Procedural Content Generation is the use of algorithm (procedures) to create novel, and sometimes customized, game content from scratch. Examples of PCG include generation of levels, maps, tree, cityscapes, weapons, monsters, and quests. PCG is often used as a design-time tool to roughly sketch out level content to be refined by human designers. PCG can also be done at run-time to incorporate individual player differences such as skills or preferences.
In this project, you will look at run-time PCG to create MOBA maps, using the Python game engine from earlier assignments. You must design a system that uses AI optimization to design maps for different players. The map that is generated should be customized to an individual's skill level. That is, players who are more skilled at the game should receive a map that is more challenging, and players that are less skilled should receive a map that is less challenging.
There are two aspects of the project. First, you must determine how to measure individual players' skill levels and build a model of a player. A model is a simple substitution for the player that can be used to predict player behavior. Examples of modeling techniques include regression, principle component analysis, matrix factorization, neural networks, etc.
Second, you must use the model to guide an optimiztion function that configures elements in the 2D map. Map elements include obstacles, bases, towers, minions, heroes, and gates. Since the project is map generation, your solution should consider the placement of obstacles, towers, and bases. You may also consider the configuration of hitpoints and weapon damage, but this must be in addition to base, tower, and obstacle positioning.
For this assignment, a human player will be controlling one of the heroes in the game.
You will be using the code base from the prior MOBA assignments. You are able to change any file necessary.
You must implement a means of learning a player model and an optimization algorithm that tunes the difficulty of the MOBA map to create an appropriately challenging experience for the player based.
Issues you will likely have to address:
Consider a simplified version of a MOBA called a Tower Defense Game. In a Tower Defense Game, the hero and minions must get to the base as normal, but there can be many more towers and they can be positioned anywhere in the map. The enemy base does not spawn minions or heroes in turn, and the difficulty of the game entirely dependent on the number and position of towers in the map. One of the benefits of a Tower Defense game is that the terrain (obstacles) could remain fixed.
Unlike earlier assignments, the player-controlled hero is set by default to be a member of team 1.
The player's character cannot die (actually, it can die in the sense that it's isAlive variable becomes false, but it is never deleted from the game). You can leave the player's hero immortal and consider damage taken. You may want to modify the game so that the player's hero is teleported back to the base upon death.

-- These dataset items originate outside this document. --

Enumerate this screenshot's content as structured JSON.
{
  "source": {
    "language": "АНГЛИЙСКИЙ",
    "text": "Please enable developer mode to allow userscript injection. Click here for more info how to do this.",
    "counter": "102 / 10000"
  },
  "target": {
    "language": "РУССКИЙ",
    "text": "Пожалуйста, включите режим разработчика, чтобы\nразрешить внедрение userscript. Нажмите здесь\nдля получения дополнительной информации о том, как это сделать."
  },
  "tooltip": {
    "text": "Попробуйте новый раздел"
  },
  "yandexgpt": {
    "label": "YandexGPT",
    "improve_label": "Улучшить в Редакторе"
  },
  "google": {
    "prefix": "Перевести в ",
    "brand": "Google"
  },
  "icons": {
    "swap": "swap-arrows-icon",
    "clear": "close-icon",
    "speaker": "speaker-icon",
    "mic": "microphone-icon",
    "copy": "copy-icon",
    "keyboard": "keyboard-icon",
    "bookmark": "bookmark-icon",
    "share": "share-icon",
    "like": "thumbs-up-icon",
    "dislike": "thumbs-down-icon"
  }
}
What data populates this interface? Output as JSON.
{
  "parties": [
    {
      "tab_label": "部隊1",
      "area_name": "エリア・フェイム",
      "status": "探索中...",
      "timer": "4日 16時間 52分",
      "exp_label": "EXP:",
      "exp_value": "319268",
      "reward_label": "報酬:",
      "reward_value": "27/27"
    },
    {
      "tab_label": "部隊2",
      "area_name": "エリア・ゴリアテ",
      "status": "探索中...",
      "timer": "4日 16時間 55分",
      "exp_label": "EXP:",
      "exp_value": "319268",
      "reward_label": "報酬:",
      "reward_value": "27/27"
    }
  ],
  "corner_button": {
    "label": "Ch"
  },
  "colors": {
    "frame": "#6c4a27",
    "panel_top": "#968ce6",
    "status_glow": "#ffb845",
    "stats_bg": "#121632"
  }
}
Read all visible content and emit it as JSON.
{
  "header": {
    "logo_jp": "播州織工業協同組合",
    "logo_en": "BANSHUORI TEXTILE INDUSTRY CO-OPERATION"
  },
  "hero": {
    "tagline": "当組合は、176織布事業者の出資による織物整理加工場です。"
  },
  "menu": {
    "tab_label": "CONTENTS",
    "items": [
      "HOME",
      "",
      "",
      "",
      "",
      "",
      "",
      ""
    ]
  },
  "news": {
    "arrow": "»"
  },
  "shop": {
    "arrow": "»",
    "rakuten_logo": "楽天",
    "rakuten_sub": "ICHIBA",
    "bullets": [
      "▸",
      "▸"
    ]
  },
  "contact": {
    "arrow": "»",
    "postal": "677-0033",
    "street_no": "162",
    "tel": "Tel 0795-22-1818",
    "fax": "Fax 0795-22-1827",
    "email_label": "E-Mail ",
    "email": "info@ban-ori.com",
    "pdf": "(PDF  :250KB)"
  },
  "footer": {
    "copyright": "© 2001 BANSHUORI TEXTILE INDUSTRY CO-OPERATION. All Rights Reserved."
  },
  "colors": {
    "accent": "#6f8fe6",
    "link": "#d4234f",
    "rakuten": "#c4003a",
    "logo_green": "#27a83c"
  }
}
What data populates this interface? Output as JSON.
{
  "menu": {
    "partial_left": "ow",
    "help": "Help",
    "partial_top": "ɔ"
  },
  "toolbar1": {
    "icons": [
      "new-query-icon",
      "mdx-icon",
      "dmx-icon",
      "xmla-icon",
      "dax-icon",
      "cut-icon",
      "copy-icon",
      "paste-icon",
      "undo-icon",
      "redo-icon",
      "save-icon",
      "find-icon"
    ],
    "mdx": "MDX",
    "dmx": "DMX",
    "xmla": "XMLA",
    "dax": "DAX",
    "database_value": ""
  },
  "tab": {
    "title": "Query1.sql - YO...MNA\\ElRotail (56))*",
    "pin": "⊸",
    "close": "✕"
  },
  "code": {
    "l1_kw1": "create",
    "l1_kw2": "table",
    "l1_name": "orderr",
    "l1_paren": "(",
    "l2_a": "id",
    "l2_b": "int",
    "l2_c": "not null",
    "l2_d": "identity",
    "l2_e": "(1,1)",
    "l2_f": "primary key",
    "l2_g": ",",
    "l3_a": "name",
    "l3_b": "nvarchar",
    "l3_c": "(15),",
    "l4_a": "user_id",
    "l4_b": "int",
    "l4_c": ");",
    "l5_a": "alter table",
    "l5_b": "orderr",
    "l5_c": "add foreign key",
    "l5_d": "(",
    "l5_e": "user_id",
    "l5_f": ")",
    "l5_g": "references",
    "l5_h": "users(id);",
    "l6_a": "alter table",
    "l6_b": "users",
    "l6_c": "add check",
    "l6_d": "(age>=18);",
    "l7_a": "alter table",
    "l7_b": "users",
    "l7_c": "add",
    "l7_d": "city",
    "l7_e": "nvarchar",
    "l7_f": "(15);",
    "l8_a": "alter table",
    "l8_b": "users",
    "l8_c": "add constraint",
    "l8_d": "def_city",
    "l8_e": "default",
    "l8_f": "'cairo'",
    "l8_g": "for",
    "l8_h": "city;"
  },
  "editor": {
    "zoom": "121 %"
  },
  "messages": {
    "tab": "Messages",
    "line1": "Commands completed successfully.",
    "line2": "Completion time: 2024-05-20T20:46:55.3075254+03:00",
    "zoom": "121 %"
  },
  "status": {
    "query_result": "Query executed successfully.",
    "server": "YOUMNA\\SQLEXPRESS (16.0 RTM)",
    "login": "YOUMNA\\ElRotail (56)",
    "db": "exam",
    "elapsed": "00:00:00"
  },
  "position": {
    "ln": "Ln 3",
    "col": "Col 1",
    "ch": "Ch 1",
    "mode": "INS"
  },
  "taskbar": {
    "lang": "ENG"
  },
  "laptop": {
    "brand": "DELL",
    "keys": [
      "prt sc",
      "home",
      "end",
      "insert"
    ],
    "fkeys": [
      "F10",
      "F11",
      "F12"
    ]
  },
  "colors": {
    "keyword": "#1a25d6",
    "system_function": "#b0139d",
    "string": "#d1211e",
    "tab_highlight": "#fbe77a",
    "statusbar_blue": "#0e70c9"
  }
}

Certain player modeling techniques require a large amount of player data traces. This data is hard to acquire. You may want to use "synthetic players" that take the place of the human player and generate a large amount of data. A synthetic player is an AI-controlled surrogate for a human player that should play similarly to an individual player. That is, if the human is a skilled player, the synthetic player should be skilled in the same way. This is a good way to test modeling and PCG algorithms.
Teams will demo their systems during the final exam period. Teams should come prepared to discuss how they model the human player and how they optimize the maps, plus any additional modifications to the game engine.
Teams should figure out the best way to demonstrate their system generating different maps for different types of players. You will not have time to collect a large amount of data during the presentation, so consider coming with some pre-built models. If you do not require a large amount of player data, have a player play the game live.
The grade will reflect the sophistication and appropriateness of the algorithmic techniques chosen to solve the map generation problem.
No submission necessary.